Concerns have been raised that failure to provide transport to a day care service for older people will add to isolation.

This comes at the same time as it has been highlighted that some residents in community nursing units are having to pay for private ambulances just to attend their hospital appointments.

These shortcomings in the HSE’s transport services were raised at a meeting of the Regional Health Forum where Cllr John Connolly (FF) said that bus transport to St Francis Day Centre in Newcastle had been withdrawn.

As a result, some older people had been forced to cut back their attendance or stop using the service altogether, he said.

Chief Officer for Community Healthcare West, John Fitzmaurice, confirmed that the transport service had been withdrawn from St Francis’ in 2023.

In a written response, he said this was as a result of “the retirement of the existing driver, that coincided with the bus coming to its end of life. Since then, families have been organising their own transport to the service”.

Cllr Connolly said he didn’t believe this was “sufficient”, adding that he was concerned that “the number of people attending will decrease”.

Speaking at the meeting, Mr Fitzmaurice said in addition to the driver retiring, an assessment had been carried out on the value of the service.

“We evaluate all our operations to ensure we are getting value for money,” he said, adding that if there were particular issues, he could discuss them with Cllr Connolly.

The Fianna Fáil councillor said he feared older people who enjoyed the day care service previously may no longer be able to access it, while others may be prevented from joining it.

“I was contacted by a family about it. Their mother had been engaging with the service and could attend two days a week. When the transport service ceased, they had to take time off work to bring her so they had to cut it back to one day.

“These services are very important. This family told me their mother enjoyed it and in general, they help with isolation – they give people activities outside the family,” said Cllr Connolly.

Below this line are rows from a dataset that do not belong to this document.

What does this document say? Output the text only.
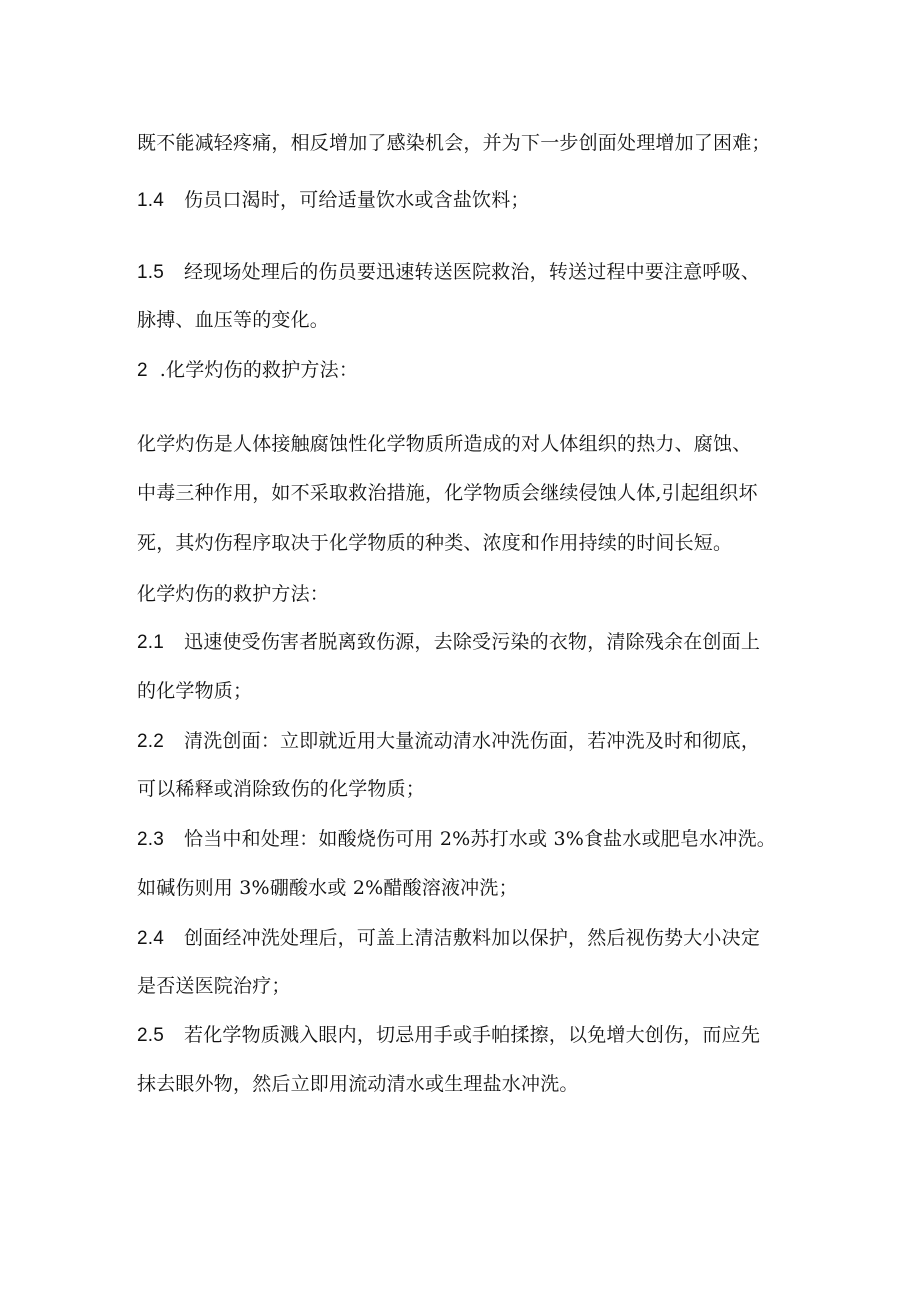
既不能减轻疼痛，相反增加了感染机会，并为下一步创面处理增加了困难；
1.4 伤员口渴时，可给适量饮水或含盐饮料；
1.5 经现场处理后的伤员要迅速转送医院救治，转送过程中要注意呼吸、
脉搏、血压等的变化。
2 .化学灼伤的救护方法：
化学灼伤是人体接触腐蚀性化学物质所造成的对人体组织的热力、腐蚀、
中毒三种作用，如不采取救治措施，化学物质会继续侵蚀人体,引起组织坏
死，其灼伤程序取决于化学物质的种类、浓度和作用持续的时间长短。
化学灼伤的救护方法：
2.1 迅速使受伤害者脱离致伤源，去除受污染的衣物，清除残余在创面上
的化学物质；
2.2 清洗创面：立即就近用大量流动清水冲洗伤面，若冲洗及时和彻底，
可以稀释或消除致伤的化学物质；
2.3 恰当中和处理：如酸烧伤可用 2%苏打水或 3%食盐水或肥皂水冲洗。
如碱伤则用 3%硼酸水或 2%醋酸溶液冲洗；
2.4 创面经冲洗处理后，可盖上清洁敷料加以保护，然后视伤势大小决定
是否送医院治疗；
2.5 若化学物质溅入眼内，切忌用手或手帕揉擦，以免增大创伤，而应先
抹去眼外物，然后立即用流动清水或生理盐水冲洗。
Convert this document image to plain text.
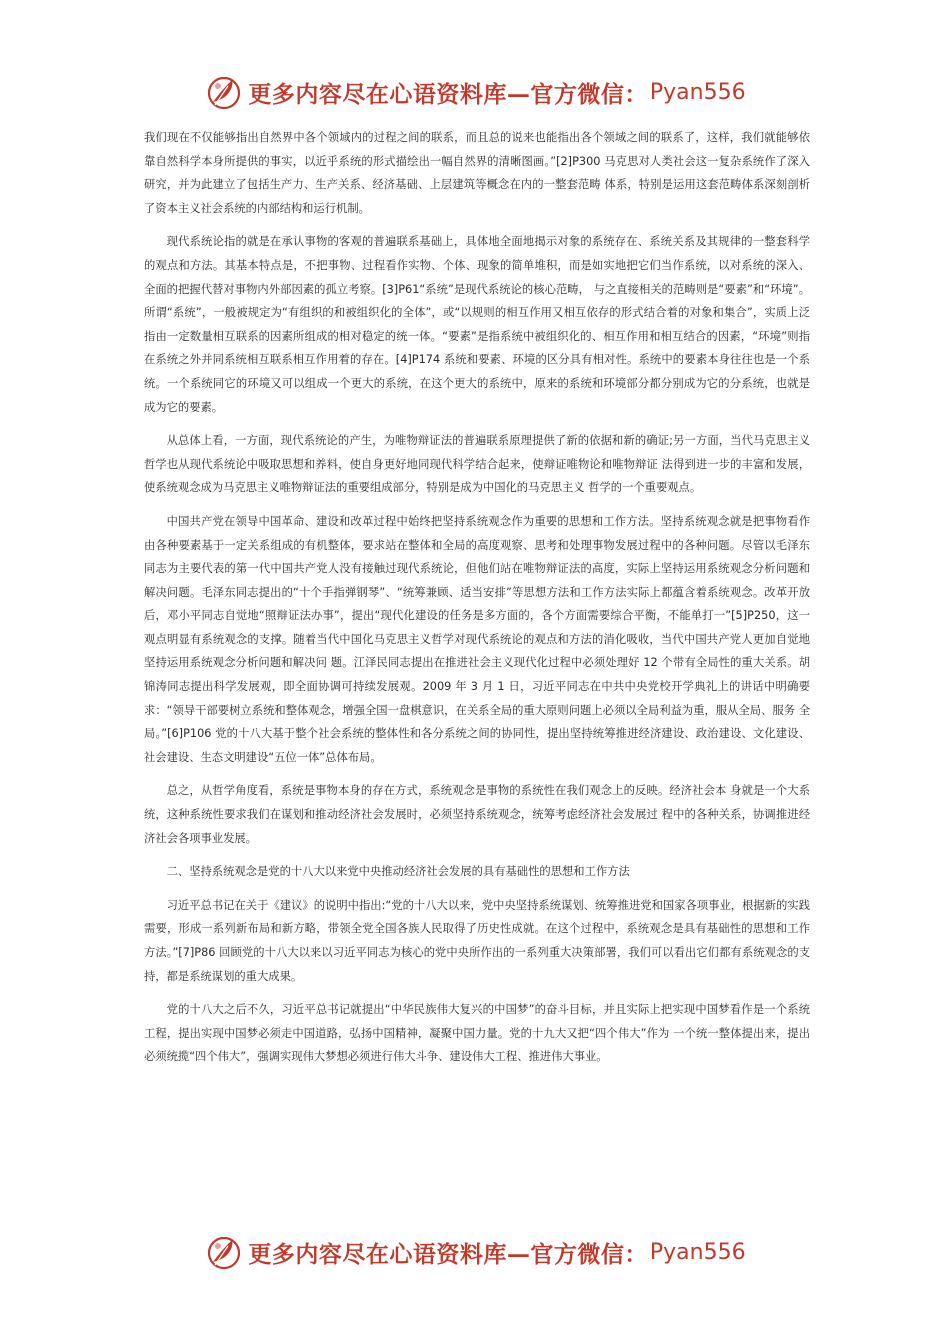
更多内容尽在心语资料库—官方微信： Pyan556

我们现在不仅能够指出自然界中各个领域内的过程之间的联系，而且总的说来也能指出各个领域之间的联系了，这样，我们就能够依靠自然科学本身所提供的事实，以近乎系统的形式描绘出一幅自然界的清晰图画。”[2]P300 马克思对人类社会这一复杂系统作了深入研究，并为此建立了包括生产力、生产关系、经济基础、上层建筑等概念在内的一整套范畴 体系，特别是运用这套范畴体系深刻剖析了资本主义社会系统的内部结构和运行机制。

现代系统论指的就是在承认事物的客观的普遍联系基础上，具体地全面地揭示对象的系统存在、系统关系及其规律的一整套科学的观点和方法。其基本特点是，不把事物、过程看作实物、个体、现象的简单堆积，而是如实地把它们当作系统，以对系统的深入、全面的把握代替对事物内外部因素的孤立考察。[3]P61“系统”是现代系统论的核心范畴， 与之直接相关的范畴则是“要素”和“环境”。所谓“系统”，一般被规定为“有组织的和被组织化的全体”，或“以规则的相互作用又相互依存的形式结合着的对象和集合”，实质上泛指由一定数量相互联系的因素所组成的相对稳定的统一体。“要素”是指系统中被组织化的、相互作用和相互结合的因素，“环境”则指在系统之外并同系统相互联系相互作用着的存在。[4]P174 系统和要素、环境的区分具有相对性。系统中的要素本身往往也是一个系统。一个系统同它的环境又可以组成一个更大的系统，在这个更大的系统中，原来的系统和环境部分都分别成为它的分系统，也就是成为它的要素。

从总体上看，一方面，现代系统论的产生，为唯物辩证法的普遍联系原理提供了新的依据和新的确证;另一方面，当代马克思主义哲学也从现代系统论中吸取思想和养料，使自身更好地同现代科学结合起来，使辩证唯物论和唯物辩证 法得到进一步的丰富和发展，使系统观念成为马克思主义唯物辩证法的重要组成部分，特别是成为中国化的马克思主义 哲学的一个重要观点。

中国共产党在领导中国革命、建设和改革过程中始终把坚持系统观念作为重要的思想和工作方法。坚持系统观念就是把事物看作由各种要素基于一定关系组成的有机整体，要求站在整体和全局的高度观察、思考和处理事物发展过程中的各种问题。尽管以毛泽东同志为主要代表的第一代中国共产党人没有接触过现代系统论，但他们站在唯物辩证法的高度，实际上坚持运用系统观念分析问题和解决问题。毛泽东同志提出的“十个手指弹钢琴”、“统筹兼顾、适当安排”等思想方法和工作方法实际上都蕴含着系统观念。改革开放后，邓小平同志自觉地“照辩证法办事”，提出“现代化建设的任务是多方面的，各个方面需要综合平衡，不能单打一”[5]P250，这一观点明显有系统观念的支撑。随着当代中国化马克思主义哲学对现代系统论的观点和方法的消化吸收，当代中国共产党人更加自觉地坚持运用系统观念分析问题和解决问 题。江泽民同志提出在推进社会主义现代化过程中必须处理好 12 个带有全局性的重大关系。胡锦涛同志提出科学发展观，即全面协调可持续发展观。2009 年 3 月 1 日，习近平同志在中共中央党校开学典礼上的讲话中明确要求：“领导干部要树立系统和整体观念，增强全国一盘棋意识，在关系全局的重大原则问题上必须以全局利益为重，服从全局、服务 全局。”[6]P106 党的十八大基于整个社会系统的整体性和各分系统之间的协同性，提出坚持统筹推进经济建设、政治建设、文化建设、社会建设、生态文明建设“五位一体”总体布局。

总之，从哲学角度看，系统是事物本身的存在方式，系统观念是事物的系统性在我们观念上的反映。经济社会本 身就是一个大系统，这种系统性要求我们在谋划和推动经济社会发展时，必须坚持系统观念，统筹考虑经济社会发展过 程中的各种关系，协调推进经济社会各项事业发展。

二、坚持系统观念是党的十八大以来党中央推动经济社会发展的具有基础性的思想和工作方法

习近平总书记在关于《建议》的说明中指出:“党的十八大以来，党中央坚持系统谋划、统筹推进党和国家各项事业，根据新的实践需要，形成一系列新布局和新方略，带领全党全国各族人民取得了历史性成就。在这个过程中，系统观念是具有基础性的思想和工作方法。”[7]P86 回顾党的十八大以来以习近平同志为核心的党中央所作出的一系列重大决策部署，我们可以看出它们都有系统观念的支持，都是系统谋划的重大成果。

党的十八大之后不久，习近平总书记就提出“中华民族伟大复兴的中国梦”的奋斗目标，并且实际上把实现中国梦看作是一个系统工程，提出实现中国梦必须走中国道路，弘扬中国精神，凝聚中国力量。党的十九大又把“四个伟大”作为 一个统一整体提出来，提出必须统揽“四个伟大”，强调实现伟大梦想必须进行伟大斗争、建设伟大工程、推进伟大事业。

更多内容尽在心语资料库—官方微信： Pyan556
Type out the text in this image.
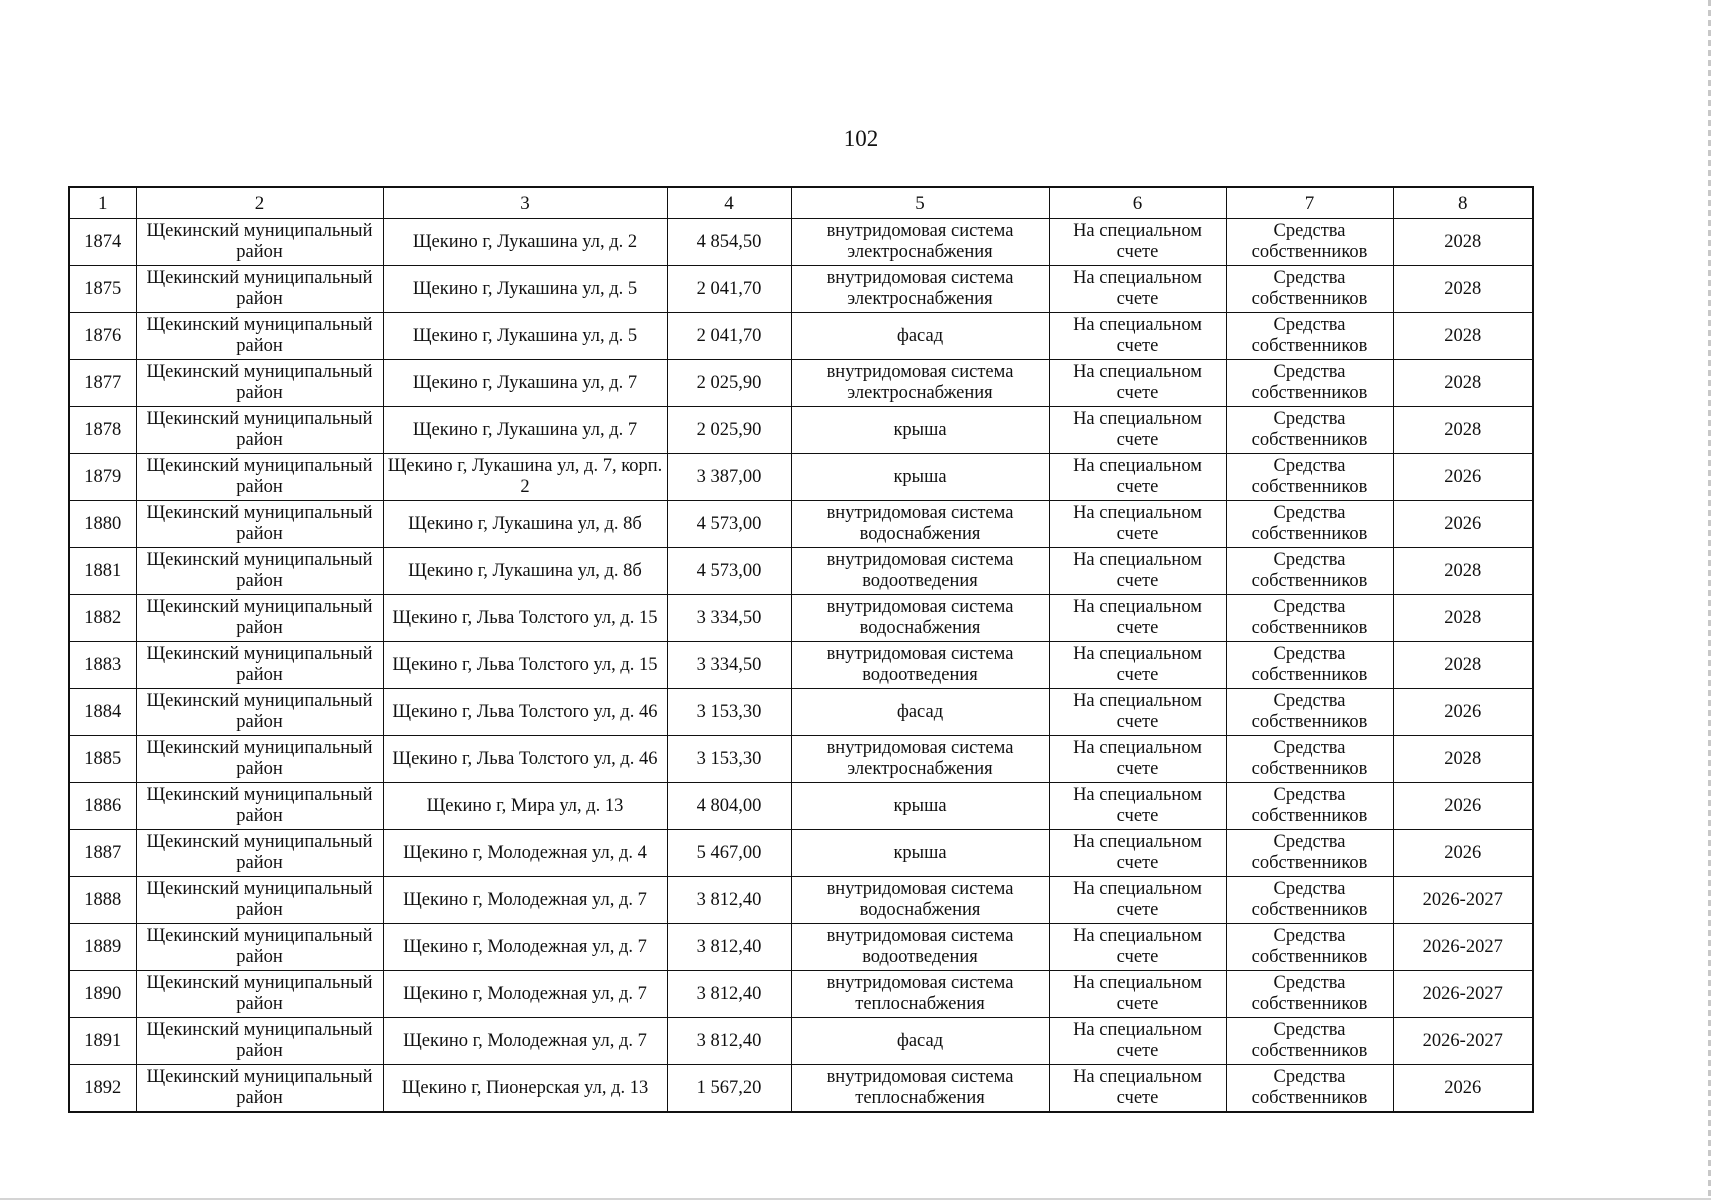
102
1	2	3	4	5	6	7	8
1874	Щекинский муниципальный район	Щекино г, Лукашина ул, д. 2	4 854,50	внутридомовая система электроснабжения	На специальном счете	Средства собственников	2028
1875	Щекинский муниципальный район	Щекино г, Лукашина ул, д. 5	2 041,70	внутридомовая система электроснабжения	На специальном счете	Средства собственников	2028
1876	Щекинский муниципальный район	Щекино г, Лукашина ул, д. 5	2 041,70	фасад	На специальном счете	Средства собственников	2028
1877	Щекинский муниципальный район	Щекино г, Лукашина ул, д. 7	2 025,90	внутридомовая система электроснабжения	На специальном счете	Средства собственников	2028
1878	Щекинский муниципальный район	Щекино г, Лукашина ул, д. 7	2 025,90	крыша	На специальном счете	Средства собственников	2028
1879	Щекинский муниципальный район	Щекино г, Лукашина ул, д. 7, корп. 2	3 387,00	крыша	На специальном счете	Средства собственников	2026
1880	Щекинский муниципальный район	Щекино г, Лукашина ул, д. 8б	4 573,00	внутридомовая система водоснабжения	На специальном счете	Средства собственников	2026
1881	Щекинский муниципальный район	Щекино г, Лукашина ул, д. 8б	4 573,00	внутридомовая система водоотведения	На специальном счете	Средства собственников	2028
1882	Щекинский муниципальный район	Щекино г, Льва Толстого ул, д. 15	3 334,50	внутридомовая система водоснабжения	На специальном счете	Средства собственников	2028
1883	Щекинский муниципальный район	Щекино г, Льва Толстого ул, д. 15	3 334,50	внутридомовая система водоотведения	На специальном счете	Средства собственников	2028
1884	Щекинский муниципальный район	Щекино г, Льва Толстого ул, д. 46	3 153,30	фасад	На специальном счете	Средства собственников	2026
1885	Щекинский муниципальный район	Щекино г, Льва Толстого ул, д. 46	3 153,30	внутридомовая система электроснабжения	На специальном счете	Средства собственников	2028
1886	Щекинский муниципальный район	Щекино г, Мира ул, д. 13	4 804,00	крыша	На специальном счете	Средства собственников	2026
1887	Щекинский муниципальный район	Щекино г, Молодежная ул, д. 4	5 467,00	крыша	На специальном счете	Средства собственников	2026
1888	Щекинский муниципальный район	Щекино г, Молодежная ул, д. 7	3 812,40	внутридомовая система водоснабжения	На специальном счете	Средства собственников	2026-2027
1889	Щекинский муниципальный район	Щекино г, Молодежная ул, д. 7	3 812,40	внутридомовая система водоотведения	На специальном счете	Средства собственников	2026-2027
1890	Щекинский муниципальный район	Щекино г, Молодежная ул, д. 7	3 812,40	внутридомовая система теплоснабжения	На специальном счете	Средства собственников	2026-2027
1891	Щекинский муниципальный район	Щекино г, Молодежная ул, д. 7	3 812,40	фасад	На специальном счете	Средства собственников	2026-2027
1892	Щекинский муниципальный район	Щекино г, Пионерская ул, д. 13	1 567,20	внутридомовая система теплоснабжения	На специальном счете	Средства собственников	2026
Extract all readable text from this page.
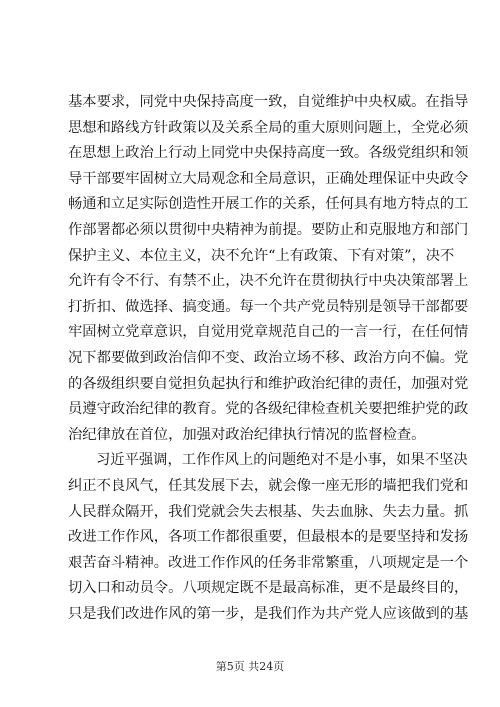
基本要求，同党中央保持高度一致，自觉维护中央权威。在指导
思想和路线方针政策以及关系全局的重大原则问题上，全党必须
在思想上政治上行动上同党中央保持高度一致。各级党组织和领
导干部要牢固树立大局观念和全局意识，正确处理保证中央政令
畅通和立足实际创造性开展工作的关系，任何具有地方特点的工
作部署都必须以贯彻中央精神为前提。要防止和克服地方和部门
保护主义、本位主义，决不允许“上有政策、下有对策”，决不
允许有令不行、有禁不止，决不允许在贯彻执行中央决策部署上
打折扣、做选择、搞变通。每一个共产党员特别是领导干部都要
牢固树立党章意识，自觉用党章规范自己的一言一行，在任何情
况下都要做到政治信仰不变、政治立场不移、政治方向不偏。党
的各级组织要自觉担负起执行和维护政治纪律的责任，加强对党
员遵守政治纪律的教育。党的各级纪律检查机关要把维护党的政
治纪律放在首位，加强对政治纪律执行情况的监督检查。
习近平强调，工作作风上的问题绝对不是小事，如果不坚决
纠正不良风气，任其发展下去，就会像一座无形的墙把我们党和
人民群众隔开，我们党就会失去根基、失去血脉、失去力量。抓
改进工作作风，各项工作都很重要，但最根本的是要坚持和发扬
艰苦奋斗精神。改进工作作风的任务非常繁重，八项规定是一个
切入口和动员令。八项规定既不是最高标准，更不是最终目的，
只是我们改进作风的第一步，是我们作为共产党人应该做到的基
第5页 共24页
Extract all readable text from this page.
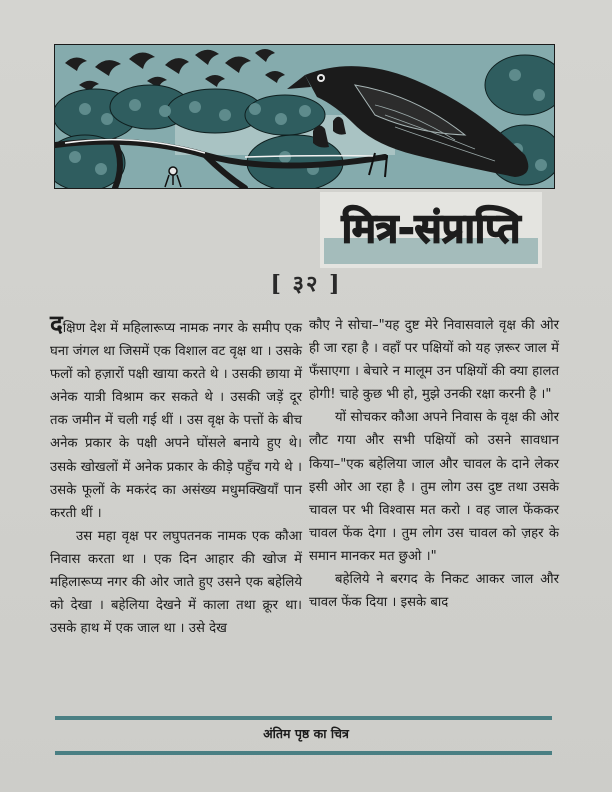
मित्र-संप्राप्ति
[ ३२ ]

दक्षिण देश में महिलारूप्य नामक नगर के समीप एक घना जंगल था जिसमें एक विशाल वट वृक्ष था । उसके फलों को हज़ारों पक्षी खाया करते थे । उसकी छाया में अनेक यात्री विश्राम कर सकते थे । उसकी जड़ें दूर तक जमीन में चली गई थीं । उस वृक्ष के पत्तों के बीच अनेक प्रकार के पक्षी अपने घोंसले बनाये हुए थे। उसके खोखलों में अनेक प्रकार के कीड़े पहुँच गये थे । उसके फूलों के मकरंद का असंख्य मधुमक्खियाँ पान करती थीं ।

उस महा वृक्ष पर लघुपतनक नामक एक कौआ निवास करता था । एक दिन आहार की खोज में महिलारूप्य नगर की ओर जाते हुए उसने एक बहेलिये को देखा । बहेलिया देखने में काला तथा क्रूर था। उसके हाथ में एक जाल था । उसे देख

कौए ने सोचा–"यह दुष्ट मेरे निवासवाले वृक्ष की ओर ही जा रहा है । वहाँ पर पक्षियों को यह ज़रूर जाल में फँसाएगा । बेचारे न मालूम उन पक्षियों की क्या हालत होगी! चाहे कुछ भी हो, मुझे उनकी रक्षा करनी है ।"

यों सोचकर कौआ अपने निवास के वृक्ष की ओर लौट गया और सभी पक्षियों को उसने सावधान किया–"एक बहेलिया जाल और चावल के दाने लेकर इसी ओर आ रहा है । तुम लोग उस दुष्ट तथा उसके चावल पर भी विश्वास मत करो । वह जाल फेंककर चावल फेंक देगा । तुम लोग उस चावल को ज़हर के समान मानकर मत छुओ ।"

बहेलिये ने बरगद के निकट आकर जाल और चावल फेंक दिया । इसके बाद

अंतिम पृष्ठ का चित्र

While Mr Fitzmaurice indicated that there was ‘no evidence’ that numbers had reduced as a result of transport being withdrawn, Cllr Connolly said there were undoubtedly others affected by the change.

Meanwhile, his party colleague, South Conamara Councillor Dáithí Ó Cualáin (FF), said that some patients in nursing homes in Galway were having to pay hundreds of euro for private ambulance transfers to UHG in order to attend scheduled appointments.

“I was contacted recently by a family with someone in a community nursing unit in Conamara. They told me a family member had an appointment in the hospital.

“There was no alternative; they had to pay €700 for a private ambulance . . . it wasn’t even discussed. They were told you either take him by private ambulance or he doesn’t go,” said Cllr Ó Cualáin, expressing concern that this was setting a precedent for how other people would be treated.

Mr Fitzmaurice said it was standard practice across the health care region that a family member will transport the resident to their appointment.

“Where this is not an option, then the community nursing unit will arrange the necessary transport with a staff member accompanying the resident to the appointment,” he said.

Cllr Ó Cualáin said this was not what happened in the case he was raising and was given a commitment that Mr Fitzmaurice would discuss the circumstances with him.